Introduction: Silver nanoparticles (AgNPs) have widely documented cytotoxic properties that are influenced by size, shape, and surface chemistry. Further, AgNPs interact with proteins and cell membrane receptors, which influence cell uptake, gene expression and cytotoxicity. The relationship between NP physicochemical properties and biological function has not been fully elucidated and further insight will enable better design of AgNPs with a desired biological outcome. The purpose of this study was to investigate the cytotoxicity of AgNPs coated with a thermoresponsive polymer (TRP) with variable composition and aggregation state at 37°C. Here, we used the thermoresponsive copolymer poly(MEO2MA-co-OEGMA) (PMO), which enables manipulation of polymer physicochemical properties by changing the ratio of the hydrophobic monomer (MEO2MA) relative to the more hydrophilic monomer (OEGMA). In this study, PMO-coated AgNPs with varying ratios of MEO2MA:OEGMA were fabricated to investigate the relationship between AgNP surface chemistry, AgNP aggregation, cell uptake, and cytotoxicity.

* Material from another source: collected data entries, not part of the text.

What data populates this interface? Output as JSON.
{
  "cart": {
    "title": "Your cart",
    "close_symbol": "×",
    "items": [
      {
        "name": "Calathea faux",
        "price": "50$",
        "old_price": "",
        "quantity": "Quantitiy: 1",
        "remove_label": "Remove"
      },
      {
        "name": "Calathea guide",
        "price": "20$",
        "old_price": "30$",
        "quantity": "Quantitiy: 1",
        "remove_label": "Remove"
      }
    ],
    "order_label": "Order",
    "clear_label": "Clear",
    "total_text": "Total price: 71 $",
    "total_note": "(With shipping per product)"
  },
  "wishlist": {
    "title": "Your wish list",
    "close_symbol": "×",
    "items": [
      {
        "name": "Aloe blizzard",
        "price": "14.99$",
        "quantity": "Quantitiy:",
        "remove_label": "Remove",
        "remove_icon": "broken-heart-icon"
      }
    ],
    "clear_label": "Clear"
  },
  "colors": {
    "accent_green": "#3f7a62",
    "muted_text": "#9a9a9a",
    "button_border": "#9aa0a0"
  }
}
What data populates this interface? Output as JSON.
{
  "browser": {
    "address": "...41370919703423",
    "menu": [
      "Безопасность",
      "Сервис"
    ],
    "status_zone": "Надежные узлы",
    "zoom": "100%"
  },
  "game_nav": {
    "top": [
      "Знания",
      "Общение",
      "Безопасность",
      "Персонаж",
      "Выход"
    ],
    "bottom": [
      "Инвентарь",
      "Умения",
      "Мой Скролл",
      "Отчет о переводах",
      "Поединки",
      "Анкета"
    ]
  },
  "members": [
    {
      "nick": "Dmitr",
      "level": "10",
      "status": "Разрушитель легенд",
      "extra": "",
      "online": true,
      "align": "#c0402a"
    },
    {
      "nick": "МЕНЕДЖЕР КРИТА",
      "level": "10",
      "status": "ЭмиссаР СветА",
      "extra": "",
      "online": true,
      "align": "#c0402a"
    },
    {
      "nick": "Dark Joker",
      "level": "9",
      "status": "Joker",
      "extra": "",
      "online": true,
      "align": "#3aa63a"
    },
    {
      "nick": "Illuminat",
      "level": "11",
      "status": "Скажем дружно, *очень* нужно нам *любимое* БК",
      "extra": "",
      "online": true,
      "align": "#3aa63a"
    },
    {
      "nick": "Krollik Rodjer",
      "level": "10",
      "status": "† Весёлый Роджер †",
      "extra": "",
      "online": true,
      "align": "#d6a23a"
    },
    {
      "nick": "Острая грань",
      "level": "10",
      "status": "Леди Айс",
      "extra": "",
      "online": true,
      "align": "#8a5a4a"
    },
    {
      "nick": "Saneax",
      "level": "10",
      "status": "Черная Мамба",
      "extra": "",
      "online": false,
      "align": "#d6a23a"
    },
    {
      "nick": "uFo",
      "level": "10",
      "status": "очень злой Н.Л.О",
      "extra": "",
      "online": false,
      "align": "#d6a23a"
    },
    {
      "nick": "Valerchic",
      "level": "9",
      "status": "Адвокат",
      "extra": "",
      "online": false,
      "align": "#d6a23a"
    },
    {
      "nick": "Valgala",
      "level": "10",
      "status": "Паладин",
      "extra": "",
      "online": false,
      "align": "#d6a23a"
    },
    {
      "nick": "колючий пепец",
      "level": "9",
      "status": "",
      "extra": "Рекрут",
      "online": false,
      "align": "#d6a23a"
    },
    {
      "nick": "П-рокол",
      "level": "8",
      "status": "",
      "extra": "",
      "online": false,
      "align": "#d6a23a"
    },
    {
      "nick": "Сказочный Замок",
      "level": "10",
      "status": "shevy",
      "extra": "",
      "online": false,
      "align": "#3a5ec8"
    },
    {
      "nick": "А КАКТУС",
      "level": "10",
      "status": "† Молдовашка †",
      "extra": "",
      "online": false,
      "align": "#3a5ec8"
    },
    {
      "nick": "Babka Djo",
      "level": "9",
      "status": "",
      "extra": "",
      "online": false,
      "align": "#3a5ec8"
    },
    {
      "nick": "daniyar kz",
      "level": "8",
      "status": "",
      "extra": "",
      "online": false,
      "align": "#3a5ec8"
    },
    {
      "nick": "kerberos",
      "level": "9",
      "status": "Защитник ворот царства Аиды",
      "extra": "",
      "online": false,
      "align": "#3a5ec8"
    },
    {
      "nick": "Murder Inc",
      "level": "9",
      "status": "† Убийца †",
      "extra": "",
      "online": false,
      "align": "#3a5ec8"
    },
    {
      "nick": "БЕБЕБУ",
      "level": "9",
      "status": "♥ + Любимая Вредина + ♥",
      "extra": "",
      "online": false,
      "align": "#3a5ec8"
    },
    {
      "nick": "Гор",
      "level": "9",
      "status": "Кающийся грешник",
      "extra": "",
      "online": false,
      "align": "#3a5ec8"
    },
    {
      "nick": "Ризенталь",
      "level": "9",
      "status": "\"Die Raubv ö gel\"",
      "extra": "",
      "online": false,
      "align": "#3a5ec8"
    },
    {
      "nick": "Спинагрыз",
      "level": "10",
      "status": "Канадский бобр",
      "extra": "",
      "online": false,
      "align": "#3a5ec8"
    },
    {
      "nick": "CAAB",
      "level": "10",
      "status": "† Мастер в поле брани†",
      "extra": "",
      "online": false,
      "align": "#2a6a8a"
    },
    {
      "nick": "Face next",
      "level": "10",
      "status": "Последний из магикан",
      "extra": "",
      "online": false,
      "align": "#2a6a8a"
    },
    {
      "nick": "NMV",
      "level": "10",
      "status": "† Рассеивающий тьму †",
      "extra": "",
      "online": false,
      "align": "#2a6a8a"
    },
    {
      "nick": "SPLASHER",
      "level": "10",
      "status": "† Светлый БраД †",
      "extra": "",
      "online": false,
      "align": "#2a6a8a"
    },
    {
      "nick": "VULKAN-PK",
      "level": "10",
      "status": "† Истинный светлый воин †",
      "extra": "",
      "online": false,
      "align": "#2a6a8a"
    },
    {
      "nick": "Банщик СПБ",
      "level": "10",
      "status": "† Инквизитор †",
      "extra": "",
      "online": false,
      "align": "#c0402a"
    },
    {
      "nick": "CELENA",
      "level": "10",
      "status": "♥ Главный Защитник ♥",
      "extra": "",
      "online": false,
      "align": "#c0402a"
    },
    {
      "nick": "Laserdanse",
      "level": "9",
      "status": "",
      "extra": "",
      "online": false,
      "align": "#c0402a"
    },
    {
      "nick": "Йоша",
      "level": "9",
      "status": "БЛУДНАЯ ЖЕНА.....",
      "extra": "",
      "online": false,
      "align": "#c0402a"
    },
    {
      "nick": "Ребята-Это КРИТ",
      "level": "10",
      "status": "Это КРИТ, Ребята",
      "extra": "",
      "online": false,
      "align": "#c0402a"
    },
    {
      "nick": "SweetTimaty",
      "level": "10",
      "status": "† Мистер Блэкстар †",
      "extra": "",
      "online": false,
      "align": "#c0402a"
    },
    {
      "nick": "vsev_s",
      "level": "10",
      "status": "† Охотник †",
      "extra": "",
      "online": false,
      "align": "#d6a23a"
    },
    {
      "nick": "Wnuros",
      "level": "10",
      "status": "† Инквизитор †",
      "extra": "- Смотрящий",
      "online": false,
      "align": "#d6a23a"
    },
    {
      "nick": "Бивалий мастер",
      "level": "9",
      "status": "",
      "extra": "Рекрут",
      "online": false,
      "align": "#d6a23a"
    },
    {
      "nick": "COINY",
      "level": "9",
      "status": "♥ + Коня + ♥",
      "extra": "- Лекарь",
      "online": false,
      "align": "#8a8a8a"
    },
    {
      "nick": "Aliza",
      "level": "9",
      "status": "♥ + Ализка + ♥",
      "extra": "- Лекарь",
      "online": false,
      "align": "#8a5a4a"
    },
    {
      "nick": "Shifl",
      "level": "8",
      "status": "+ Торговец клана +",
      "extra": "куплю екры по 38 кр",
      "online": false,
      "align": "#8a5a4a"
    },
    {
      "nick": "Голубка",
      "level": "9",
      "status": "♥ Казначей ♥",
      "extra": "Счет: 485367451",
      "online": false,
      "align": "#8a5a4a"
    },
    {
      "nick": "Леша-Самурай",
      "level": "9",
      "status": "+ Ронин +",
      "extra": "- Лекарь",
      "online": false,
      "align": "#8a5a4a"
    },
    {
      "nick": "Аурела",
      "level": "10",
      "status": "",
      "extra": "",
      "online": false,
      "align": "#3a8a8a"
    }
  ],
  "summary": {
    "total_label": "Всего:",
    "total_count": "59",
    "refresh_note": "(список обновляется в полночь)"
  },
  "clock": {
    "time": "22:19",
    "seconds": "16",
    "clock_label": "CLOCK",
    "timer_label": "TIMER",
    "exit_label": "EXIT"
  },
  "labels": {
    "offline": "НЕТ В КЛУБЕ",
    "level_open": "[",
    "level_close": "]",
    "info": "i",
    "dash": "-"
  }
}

Methods: PMO was synthesized from random copolymers of 2-(2-methoxyethoxy)ethyl methacrylate (MEO2MA) and oligo(ethylene glycol) methacrylate (OEGMA) with MEO2MA:OEGMA molar ratios of 95:5, 90:10 and 80:20, as previously described, and grafted onto citrate stabilized 10nm AgNP via ligand displacement reactions. Murine L-929 fibroblasts were seeded in 96 wells culture plates (20,000 cells/well) and exposed to PMO-coated AgNPs (0.5-5 nM) at 37°C for 8 hours in the presence and absence of serum proteins. In some experiments, cells were treated with endocytosis blockers (wortmannin, dansylcadaverine, nystatin) to inhibit specific endoctytosis pathways. Cell morphology and AgNP aggregates were imaged with phase microscopy. Cytotoxicity was quantified via an LDH-based assay and cell uptake was measured with spectrophotometry.
Results and Discussion: Microscopic images showed that (95:5) PMO coatings elicited substantial AgNP aggregation and accumulation in cells at 37°C relative to (90:10) and (80:20) PMO compositions. This is expected as (95:5) PMO has an LCST of 28°C and; therefore, is hydrophobic at the cell culture temperature of 37°C. Cell uptake and cytotoxicity was correlated to increased MEO2MA content in the PMO coating, as the percent cytotoxicity ranged from 98-60% with PMO compositions of (95:5) to (80:20). The extent of cell uptake and cytoxicity was significantly attenuated in the absence of serum proteins, with a maximum of 70% reduction in cytotoxicity for (95:5) PMO coatings. This suggests that AgNP surface hydrophobicity and serum-protein adsorption is a significant mediator of cell uptake and subsequent cellular responses. Treatment of cells with wortmannin, a PI3K inhibitor, significantly reduced cell uptake and cytotoxicity of all PMO-AgNP formulations. Dansylcadaverine and nyastin, receptor-mediated endocytosis inhibitors, significantly reduced cell uptake and cytotoxicity for (95:5) PMO-AgNP in the presence of serum proteins; however, the inhibitory effect of both molecules was eliminated in the absence of serum proteins.
Conclusion: The results of this study demonstrate a direct relationship between the surface hydrophobicity of PMO-coated AgNPs and cell uptake and cytotoxicity. Serum protein adsorption to PMO-coated AgNP surfaces impacts both cell uptake and cytotoxicity as both were reduced in the absence of serum protein or in the presence of receptor-mediated endocytosis inhibitors. Thus, NP surface hydrophobicity and aggregation may an important consideration in the design of NPs targeted for cellular systems.